SC’06 is proud to announce the “General-Purpose GPU Computing: Practice and Experience” workshop.  Advances and innovation in graphics processing unit (GPU) capabilities and functionality have expanded the GPU problem-solution space to non-traditional, general-purpose computing as a parallel vector/matrix coprocessor.  Examples include game physics, image processing, scientific computing, sorting and database query processing, to name a few.

This workshop features invited speakers and poster presenters who provide insights into current GPGPU practice and experience, and chart future directions in heterogeneous and homogeneous multi-core processor architectures and data-parallel processor architectures such as GPUs.  Developing and adapting software to exploit the GPU’s highly parallel capabilities presents numerous implementation challenges.  These challenges motivate a variety of approaches that have been used to more fully integrate GPUs and CPUs to achieve high computation throughput.  New and similar software and integration challenges face the multi-core, stream and data-parallel processor future.  The solutions to these challenges will undoubtedly build upon the GPGPU practice and experience foundation.

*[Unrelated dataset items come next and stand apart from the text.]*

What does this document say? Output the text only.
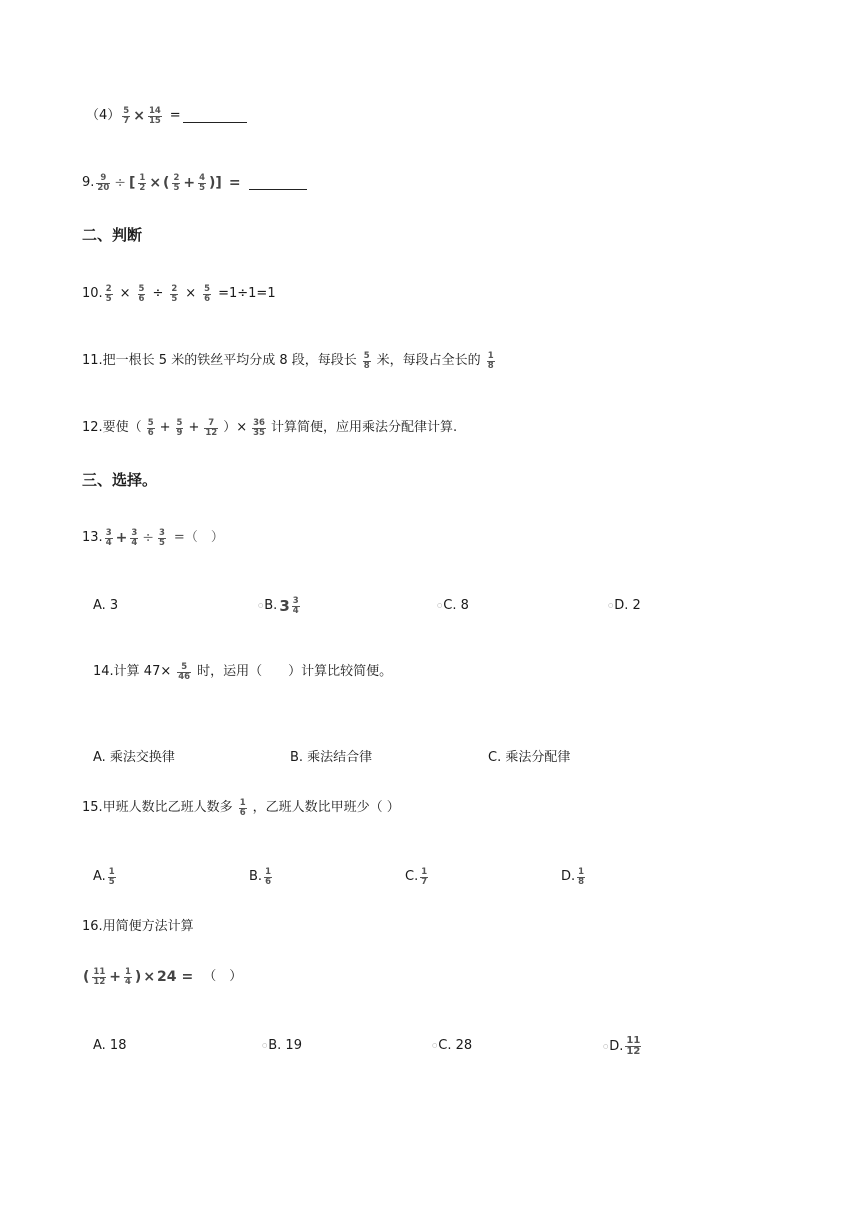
$(4) \frac{5}{7} \times \frac{14}{15}$ =
9. $\frac{9}{20}$ ÷ [ $\frac{1}{2}$ × ( $\frac{2}{5} + \frac{4}{5}$ )] =
二、判断
10. $\frac{2}{5} \times \frac{5}{6} \div \frac{2}{5} \times \frac{5}{6} =1\div 1=1$
11.把一根长 5 米的铁丝平均分成 8 段，每段长 $\frac{5}{8}$ 米，每段占全长的 $\frac{1}{8}$
12.要使（ $\frac{5}{6} + \frac{5}{9} + \frac{7}{12}$ ）× $\frac{36}{35}$ 计算简便，应用乘法分配律计算.
三、选择。
13. $\frac{3}{4} + \frac{3}{4} \div \frac{3}{5}$ =（　）
A. 3	○ B. $3 \frac{3}{4}$	○ C. 8	○ D. 2
14.计算 $47\times \frac{5}{46}$ 时，运用（　　）计算比较简便。
A. 乘法交换律	B. 乘法结合律	C. 乘法分配律
15.甲班人数比乙班人数多 $\frac{1}{6}$ ，乙班人数比甲班少（ ）
A. $\frac{1}{5}$	B. $\frac{1}{6}$	C. $\frac{1}{7}$	D. $\frac{1}{8}$
16.用简便方法计算
( $\frac{11}{12} + \frac{1}{4}$ ) × 24 = （　）
A. 18	○ B. 19	○ C. 28	○ D. $\frac{11}{12}$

The workshop speaker list, in alphabetical order:

  • Ian Buck, NVIDIA Corporation
  • Frederica Darema, National Science Foundation
  • Dominik Goeddeke, University of Dortmund/Robert Strzodka, Stanford University
  • Mary Hall, USC/ISI
  • Los Alamos National Laboratories “Roadrunner” Supercomputer Team
  • Dinesh Manocha, UNC Chapel Hill
  • Matthew Papakipos, CTO, Peakstream
  • Michael Paolini, IBM
  • Ryan N. Schneider, CTO, Acceleware
  • Mark Segal, ATI
  • Burton Smith, Microsoft Corporation
  • Marc Tremblay, Sun Microsystems

The topics addressed by the speakers range from current GPGPU practice and experience to future issues and research areas in parallel computing currently being driven by GPGPU innovations and lessons learned, such as the IBM Cell Broadband Engine and Sun Microsystem’s Niagara/Sun4v processor.

Plan on attending SC’06 “General-Purpose GPU Computing: Practice and Experience” for an informative and information-filled workshop in this exciting area!

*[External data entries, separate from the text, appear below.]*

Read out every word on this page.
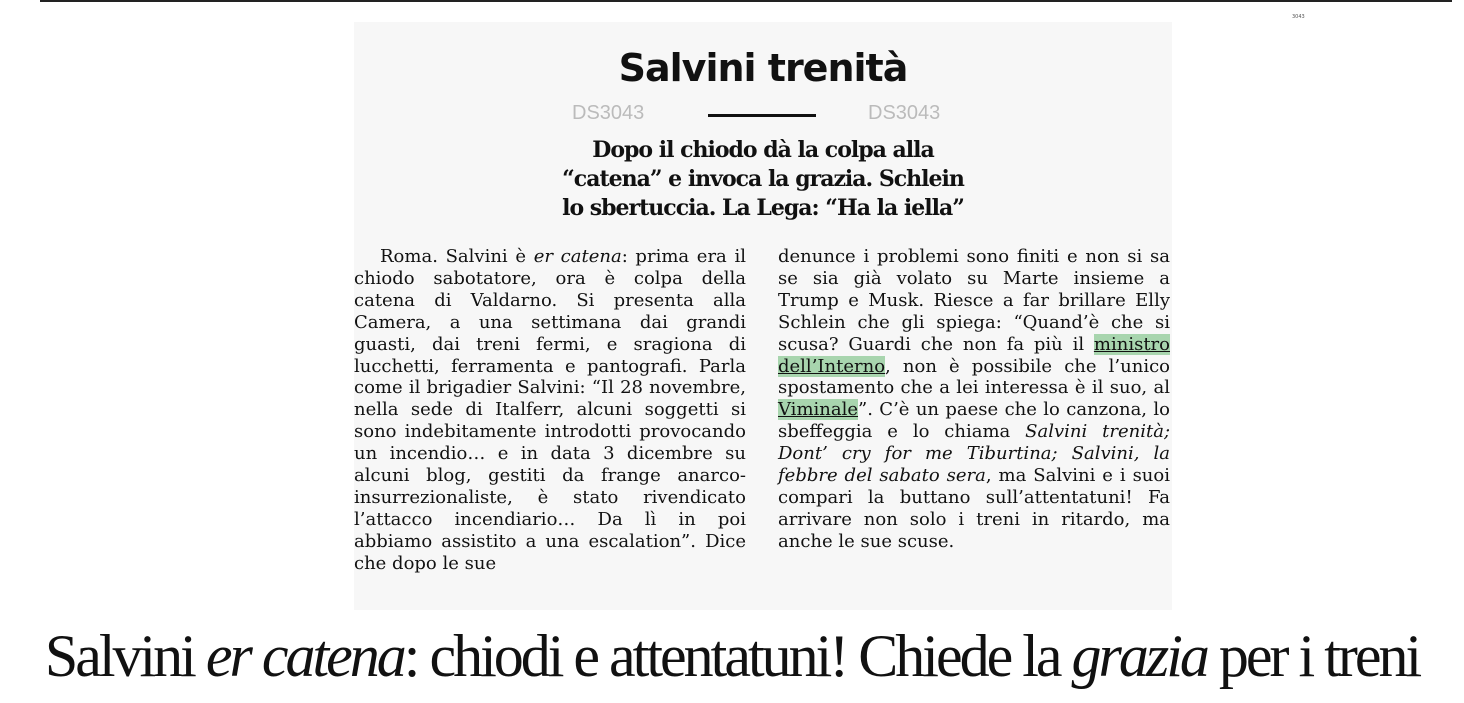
3043
Salvini trenità
DS3043	DS3043
Dopo il chiodo dà la colpa alla
“catena” e invoca la grazia. Schlein
lo sbertuccia. La Lega: “Ha la iella”

Roma. Salvini è er catena: prima era il chiodo sabotatore, ora è colpa della catena di Valdarno. Si presenta alla Camera, a una settimana dai grandi guasti, dai treni fermi, e sragiona di lucchetti, ferramenta e pantografi. Parla come il brigadier Salvini: “Il 28 novembre, nella sede di Italferr, alcuni soggetti si sono indebitamente introdotti provocando un incendio… e in data 3 dicembre su alcuni blog, gestiti da frange anarco-insurrezionaliste, è stato rivendicato l’attacco incendiario… Da lì in poi abbiamo assistito a una escalation”. Dice che dopo le sue

denunce i problemi sono finiti e non si sa se sia già volato su Marte insieme a Trump e Musk. Riesce a far brillare Elly Schlein che gli spiega: “Quand’è che si scusa? Guardi che non fa più il ministro dell’Interno, non è possibile che l’unico spostamento che a lei interessa è il suo, al Viminale”. C’è un paese che lo canzona, lo sbeffeggia e lo chiama Salvini trenità; Dont’ cry for me Tiburtina; Salvini, la febbre del sabato sera, ma Salvini e i suoi compari la buttano sull’attentatuni! Fa arrivare non solo i treni in ritardo, ma anche le sue scuse.

Salvini er catena: chiodi e attentatuni! Chiede la grazia per i treni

Workshop Schedule and Program

Time Speaker
8:00am B. Scott Michel
The Aerospace Corporation
Morning Workshop Introduction
8:10am Frederica Darema,
National Science Foundation
Advances in Systems Software for Emerging Computer Systems
9:00am Break
9:10am Burton Smith
Microsoft Corporation
Reinventing Computing
10:00am Break
10:10am Marc Tremblay
Sun Microsystems
Multithreaded Multicores: An Update From Sun
10:50am Dinesh Manocha
UNC Chapel Hill
11:20am Mary Hall
USC/ISI
Strategies for High-Performance Heterogeneous Applications: A Compiler Perspective
12:00am Lunch
1:00pm B. Scott Michel
The Aerospace Corporation
Afternoon Workshop Introduction
1:10pm Dominik Goeddeke
University of Dortmund

Robert Strzodka
Stanford University

Performance and accuracy of hardware-oriented native-, emulated- and mixed-precision solvers in FEM simulations
1:50pm Ian Buck
nVidia Corporation
GeForce 8800 & NVIDIA CUDA: A New Architecture for Computing on the GPU
2:30pm Ryan N. Schneider
Acceleware, Inc.
“Video Games” People Play at Work
2:50pm Break
3:00pm Mark Segal
AMD/ATI
Graphics Hardware, Graphics APIs and Computation on GPUs
3:30pm Matt Papakipos
Peakstream, Inc.
Stream Programming on the PeakStream Platform
4:00pm Break
4:10pm Mike Paolini
IBM
Cell Broadband Engine Processor
4:50pm Allen McPherson and John Turner
Los Alamos National Laboratories
The LANL “Roadrunner” Supercomputer
5:30pm End of Workshop

Posters

Amos Anderson
William A Goddard, III
Peter SchroderCalifornia Institute of Technology
Matrix Multiplication and Quantum Monte Carlo (QMC) on Graphical Processing Units (GPUs)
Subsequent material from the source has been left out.